Away from the cinema industry Sydney tried his hand at various other business ventures such as clothing boutiques and even aviation. The Sydney Chaplin Airline Company, which sadly was in business for just a year, was the first privately owned American domestic airline and was responsible for the first aeroplane trip made Charlie and many a Hollywood star.
Sydney was married twice and unfortunately did not have a child of his own, but he was a loving uncle to all of the Chaplin clan in Switzerland. His first wife Minnie died of cancer and his second wife Gypsey outlived him. Both Sydney and Gypsey are buried together near Vevey in Switzerland. The Chaplin brothers’ story and unquestionable bond would take one more dramatic twist. Sydney died in 1965 aged 80 years and one month on his younger brother Charlie’s 76th birthday. Poor Charlie probably had mixed feelings in regards to his birthday for the rest of his days, very much like his own children felt about Christmas. Charlie of course died on 25 December 1977.

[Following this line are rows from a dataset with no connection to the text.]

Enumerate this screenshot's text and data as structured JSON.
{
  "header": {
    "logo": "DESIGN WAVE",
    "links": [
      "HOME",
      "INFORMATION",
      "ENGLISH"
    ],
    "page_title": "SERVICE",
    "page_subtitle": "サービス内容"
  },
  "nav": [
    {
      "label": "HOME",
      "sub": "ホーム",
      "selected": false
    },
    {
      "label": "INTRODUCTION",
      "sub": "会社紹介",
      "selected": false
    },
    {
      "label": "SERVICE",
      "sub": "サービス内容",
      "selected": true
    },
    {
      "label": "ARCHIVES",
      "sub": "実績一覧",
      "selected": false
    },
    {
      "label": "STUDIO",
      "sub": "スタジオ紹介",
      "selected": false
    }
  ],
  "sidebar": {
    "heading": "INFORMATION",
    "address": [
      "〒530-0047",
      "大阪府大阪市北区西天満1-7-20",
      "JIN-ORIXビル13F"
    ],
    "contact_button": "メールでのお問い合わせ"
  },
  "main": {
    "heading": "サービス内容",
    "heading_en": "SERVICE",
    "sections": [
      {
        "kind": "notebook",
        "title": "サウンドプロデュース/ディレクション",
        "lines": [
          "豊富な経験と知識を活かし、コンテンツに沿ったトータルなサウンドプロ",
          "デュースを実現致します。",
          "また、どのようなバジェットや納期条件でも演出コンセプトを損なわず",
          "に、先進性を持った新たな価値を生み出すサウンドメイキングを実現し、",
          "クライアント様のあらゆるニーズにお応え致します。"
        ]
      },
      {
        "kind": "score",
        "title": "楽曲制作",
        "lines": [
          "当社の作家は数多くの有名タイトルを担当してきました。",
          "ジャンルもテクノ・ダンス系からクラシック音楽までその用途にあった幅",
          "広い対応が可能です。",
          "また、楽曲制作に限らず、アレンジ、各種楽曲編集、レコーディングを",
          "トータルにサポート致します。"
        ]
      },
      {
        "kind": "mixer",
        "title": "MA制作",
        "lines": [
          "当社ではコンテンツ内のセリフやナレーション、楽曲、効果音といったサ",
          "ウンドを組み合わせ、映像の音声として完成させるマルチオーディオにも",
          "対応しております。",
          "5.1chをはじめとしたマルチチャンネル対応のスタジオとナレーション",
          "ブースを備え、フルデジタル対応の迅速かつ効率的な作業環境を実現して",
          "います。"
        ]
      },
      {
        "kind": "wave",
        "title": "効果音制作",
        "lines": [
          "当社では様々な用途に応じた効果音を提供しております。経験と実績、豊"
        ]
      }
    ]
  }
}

I watched an interview with Geraldine Chaplin once and she reminisced about a time she heard her father and her uncle Syd speaking in backslang, an old London language adopted by street traders and music hall artists. If this is indeed true, then it is an immensely important and heartwarming tale for only any Chaplin historian but particularly one interested in his roots. I know backslang very well and I can assure you that it’s absolutely gobbledygook. It’s a way to jumble up the letters of a word that only the trained ear can identify. The first one or two letters of a word will be switched to the end of it, or the whole word will be reversed. One of the most famous examples is “yob” for “boy”. The first person in my life whom I heard speak backslang was my grandmother and it has stayed with me all my life. Can you imagine the brothers them chatting away in a board meeting, neither wanting anyone else to know what they were saying? How wonderful that would be? So comical and so Chaplinesque. So wonderfully London.